Technical information
- Licensing authority: FCC
- Facility ID: 17573
- Class: C1
- ERP: 52,000 watts
- HAAT: 166 meters (545 ft)
- Transmitter coordinates: 42°25′41″N 123°0′4″W﻿ / ﻿42.42806°N 123.00111°W
- Translators: 104.7 K284AE (Ashland) 104.7 K284AF (Grants Pass) HD2: 95.1 K236CI (Medford) HD3: 99.5 K258DB (Phoenix)

Links
- Public license information: Public file; LMS;
- Webcast: Listen Live; Listen Live (HD2); Listen Live (HD3);
- Website: thewolf1051.com; thewolf951.com (HD2); kcmxam.com (HD3);

= KAKT =

Radio station in Phoenix, Oregon

KAKT (105.1 FM, "The Wolf") is a radio station broadcasting a country music format. Licensed to Phoenix, Oregon, United States, the station serves the Medford-Ashland area. The station is currently owned by Stephens Media Group, through licensee SMG-Medford, LLC.

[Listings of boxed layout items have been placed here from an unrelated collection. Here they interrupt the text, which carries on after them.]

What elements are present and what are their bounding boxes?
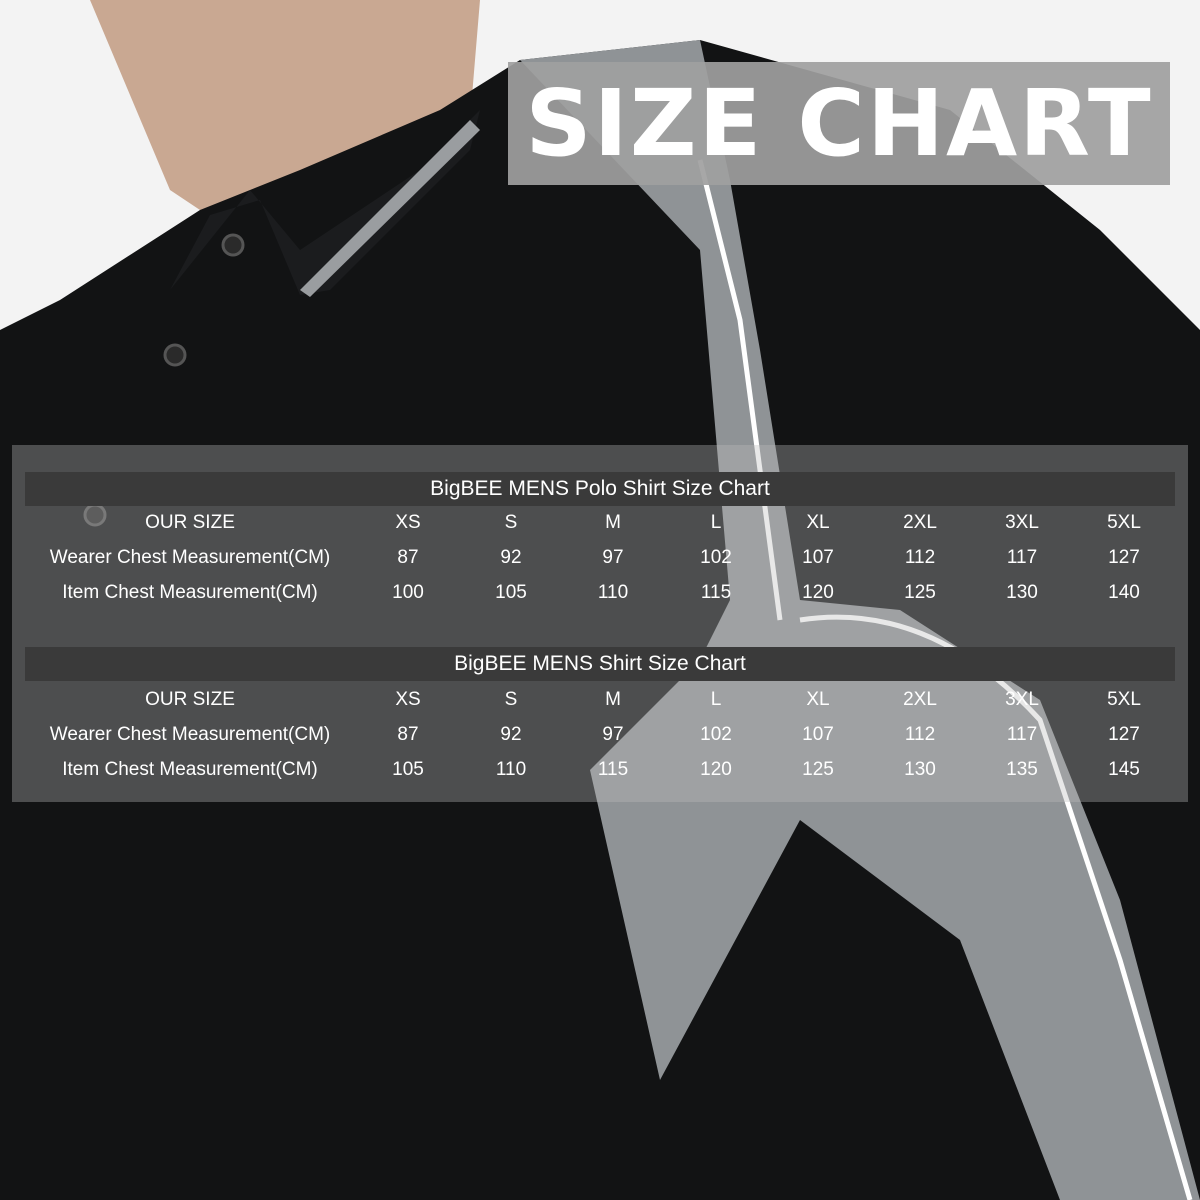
row-label: Wearer Chest Measurement(CM) xyxy=(49,547,331,568)
piping xyxy=(697,159,783,621)
cell: 2XL xyxy=(903,512,937,533)
cell: M xyxy=(605,689,621,710)
cell: 107 xyxy=(802,547,834,568)
shirt-body xyxy=(0,40,1200,1200)
cell: 115 xyxy=(700,582,732,603)
table-caption: BigBEE MENS Shirt Size Chart xyxy=(25,647,1175,681)
row-label: Item Chest Measurement(CM) xyxy=(62,759,318,780)
cell: XS xyxy=(395,689,421,710)
piping-2 xyxy=(799,614,1193,1200)
collar xyxy=(170,110,480,295)
cell: 3XL xyxy=(1005,689,1039,710)
cell: 102 xyxy=(700,547,732,568)
cell: 3XL xyxy=(1005,512,1039,533)
table-row: OUR SIZE XS S M L XL 2XL 3XL 5XL xyxy=(0,508,1200,538)
cell: 125 xyxy=(802,759,834,780)
cell: L xyxy=(710,689,722,710)
cell: 87 xyxy=(397,724,419,745)
cell: 120 xyxy=(700,759,732,780)
cell: XL xyxy=(806,512,830,533)
row-label: Wearer Chest Measurement(CM) xyxy=(49,724,331,745)
table-caption: BigBEE MENS Polo Shirt Size Chart xyxy=(25,472,1175,506)
cell: 127 xyxy=(1108,724,1140,745)
collar-stripe xyxy=(300,120,480,297)
cell: 110 xyxy=(495,759,527,780)
cell: 130 xyxy=(904,759,936,780)
cell: 87 xyxy=(397,547,419,568)
row-label: OUR SIZE xyxy=(145,512,235,533)
cell: 97 xyxy=(602,724,624,745)
cell: 97 xyxy=(602,547,624,568)
row-label: Item Chest Measurement(CM) xyxy=(62,582,318,603)
button-1 xyxy=(221,233,245,257)
cell: 117 xyxy=(1006,547,1038,568)
cell: 120 xyxy=(802,582,834,603)
cell: 100 xyxy=(392,582,424,603)
cell: 130 xyxy=(1006,582,1038,603)
cell: 105 xyxy=(392,759,424,780)
cell: XL xyxy=(806,689,830,710)
cell: 92 xyxy=(500,724,522,745)
cell: 2XL xyxy=(903,689,937,710)
table-row: Item Chest Measurement(CM) 105 110 115 1… xyxy=(0,755,1200,785)
cell: 115 xyxy=(597,759,629,780)
cell: 112 xyxy=(904,724,936,745)
row-label: OUR SIZE xyxy=(145,689,235,710)
cell: 105 xyxy=(495,582,527,603)
cell: 125 xyxy=(904,582,936,603)
cell: L xyxy=(710,512,722,533)
cell: 102 xyxy=(700,724,732,745)
cell: 117 xyxy=(1006,724,1038,745)
table-row: Item Chest Measurement(CM) 100 105 110 1… xyxy=(0,578,1200,608)
cell: 145 xyxy=(1108,759,1140,780)
cell: 5XL xyxy=(1107,689,1141,710)
cell: M xyxy=(605,512,621,533)
cell: 112 xyxy=(904,547,936,568)
button-2 xyxy=(163,343,187,367)
table-row: Wearer Chest Measurement(CM) 87 92 97 10… xyxy=(0,543,1200,573)
table-row: OUR SIZE XS S M L XL 2XL 3XL 5XL xyxy=(0,685,1200,715)
size-chart-title-box: SIZE CHART xyxy=(508,62,1170,185)
cell: 135 xyxy=(1006,759,1038,780)
cell: S xyxy=(504,689,518,710)
cell: 107 xyxy=(802,724,834,745)
cell: 140 xyxy=(1108,582,1140,603)
table-row: Wearer Chest Measurement(CM) 87 92 97 10… xyxy=(0,720,1200,750)
cell: 92 xyxy=(500,547,522,568)
cell: XS xyxy=(395,512,421,533)
size-chart-title: SIZE CHART xyxy=(525,70,1153,177)
cell: 127 xyxy=(1108,547,1140,568)
cell: 5XL xyxy=(1107,512,1141,533)
cell: 110 xyxy=(597,582,629,603)
cell: S xyxy=(504,512,518,533)
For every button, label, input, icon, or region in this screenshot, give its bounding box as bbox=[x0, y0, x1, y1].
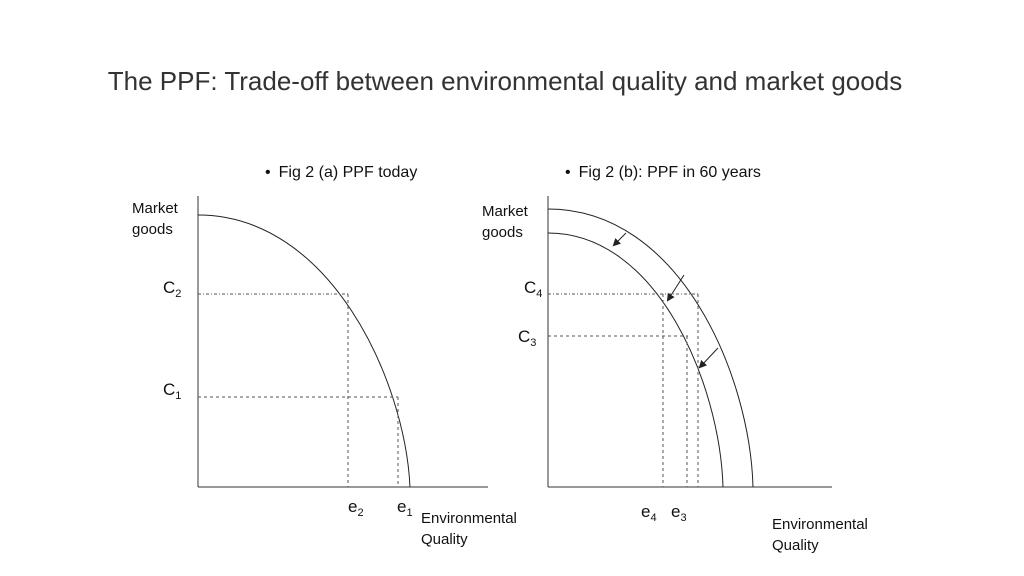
fig-b-caption: • Fig 2 (b): PPF in 60 years bbox=[565, 164, 761, 182]
fig-b-y-label-line2: goods bbox=[482, 224, 523, 241]
fig-a-c1-sub: 1 bbox=[175, 390, 181, 402]
fig-b-e4-label: e4 bbox=[641, 502, 657, 524]
fig-b-c4-sub: 4 bbox=[536, 288, 542, 300]
slide-title: The PPF: Trade-off between environmental… bbox=[107, 66, 903, 96]
fig-a-caption: • Fig 2 (a) PPF today bbox=[265, 164, 417, 182]
fig-b-shift-arrow-low bbox=[698, 347, 719, 369]
fig-a-c2-label: C2 bbox=[163, 278, 181, 300]
bullet-icon: • bbox=[565, 164, 571, 181]
fig-a-c1-label: C1 bbox=[163, 380, 181, 402]
fig-a-ppf-curve bbox=[197, 214, 411, 488]
fig-a-e1-letter: e bbox=[397, 497, 406, 516]
fig-a-x-label-line2: Quality bbox=[421, 531, 468, 548]
fig-a-c1-letter: C bbox=[163, 380, 175, 399]
fig-a-caption-text: Fig 2 (a) PPF today bbox=[278, 164, 418, 181]
fig-b-e3-label: e3 bbox=[671, 502, 687, 524]
fig-b-ppf-inner-curve bbox=[547, 232, 724, 488]
fig-b-e4-sub: 4 bbox=[650, 512, 656, 524]
fig-b-shift-arrow-top bbox=[612, 232, 627, 247]
fig-b-c3-label: C3 bbox=[518, 327, 536, 349]
bullet-icon: • bbox=[265, 164, 271, 181]
fig-a-e1-label: e1 bbox=[397, 497, 413, 519]
fig-a-y-label-line2: goods bbox=[132, 221, 173, 238]
fig-a-e1-sub: 1 bbox=[406, 507, 412, 519]
fig-b-shift-arrow-mid bbox=[666, 274, 685, 302]
fig-b-c3-letter: C bbox=[518, 327, 530, 346]
fig-a-c2-letter: C bbox=[163, 278, 175, 297]
fig-b-c3-sub: 3 bbox=[530, 337, 536, 349]
fig-b-e3-sub: 3 bbox=[680, 512, 686, 524]
fig-b-c4-label: C4 bbox=[524, 278, 542, 300]
fig-b-caption-text: Fig 2 (b): PPF in 60 years bbox=[578, 164, 761, 181]
fig-a-c2-sub: 2 bbox=[175, 288, 181, 300]
fig-b-e4-letter: e bbox=[641, 502, 650, 521]
fig-a-x-label: Environmental Quality bbox=[421, 510, 521, 548]
fig-a-e2-letter: e bbox=[348, 497, 357, 516]
fig-b-ppf-outer-curve bbox=[547, 208, 754, 488]
fig-a-y-label: Market goods bbox=[132, 200, 182, 238]
fig-a-y-label-line1: Market bbox=[132, 200, 179, 217]
fig-b-y-label-line1: Market bbox=[482, 203, 529, 220]
fig-a-e2-sub: 2 bbox=[357, 507, 363, 519]
fig-a-x-label-line1: Environmental bbox=[421, 510, 517, 527]
fig-b-x-label-line1: Environmental bbox=[772, 516, 868, 533]
fig-b-e3-letter: e bbox=[671, 502, 680, 521]
fig-b: Market goods C4 C3 e4 e3 Environmental Q… bbox=[482, 196, 872, 554]
fig-b-x-label-line2: Quality bbox=[772, 537, 819, 554]
fig-a: Market goods C2 C1 e2 e1 Environmental Q… bbox=[132, 196, 521, 548]
fig-b-c4-letter: C bbox=[524, 278, 536, 297]
fig-a-e2-label: e2 bbox=[348, 497, 364, 519]
fig-b-y-label: Market goods bbox=[482, 203, 532, 241]
fig-b-x-label: Environmental Quality bbox=[772, 516, 872, 554]
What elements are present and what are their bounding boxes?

Syndicated programming includes After Midnite with Blair Garner hosted by Blair Garner from Premiere Radio Networks.

==Translators==
KAKT broadcasts on the following translators:

Broadcast translators for KAKT
| Call sign | Frequency | City of license | FID | ERP (W) | Class | FCC info |
|---|---|---|---|---|---|---|
| K284AE | 104.7 FM | Ashland, Oregon | 17572 | 80 | D | LMS |
| K284AF | 104.7 FM | Grants Pass, Oregon | 17570 | 100 | D | LMS |

Broadcast translator for KAKT-HD2
| Call sign | Frequency | City of license | FID | ERP (W) | Class | FCC info |
|---|---|---|---|---|---|---|
| K236CI | 95.1 FM | Medford, Oregon | 138950 | 115 | D | LMS |

Broadcast translator for KAKT-HD3
| Call sign | Frequency | City of license | FID | ERP (W) | Class | FCC info |
|---|---|---|---|---|---|---|
| K258DB | 99.5 FM | Phoenix, Oregon | 60309 | 11 | D | LMS |

==HD Radio==
On April 15, 2019, KAKT launched a classic country format on its HD2 subchannel, branded as "95.1 The Wolf"; the branding refers to its carriage on translator K236CI (95.1 FM).

The HD3 subchannel and K258DB (99.5 FM) carry a news/talk format; this programming had been heard on KCMX (880 AM) prior to its shutdown in 2023, and continues to be branded "99.5 KCMX".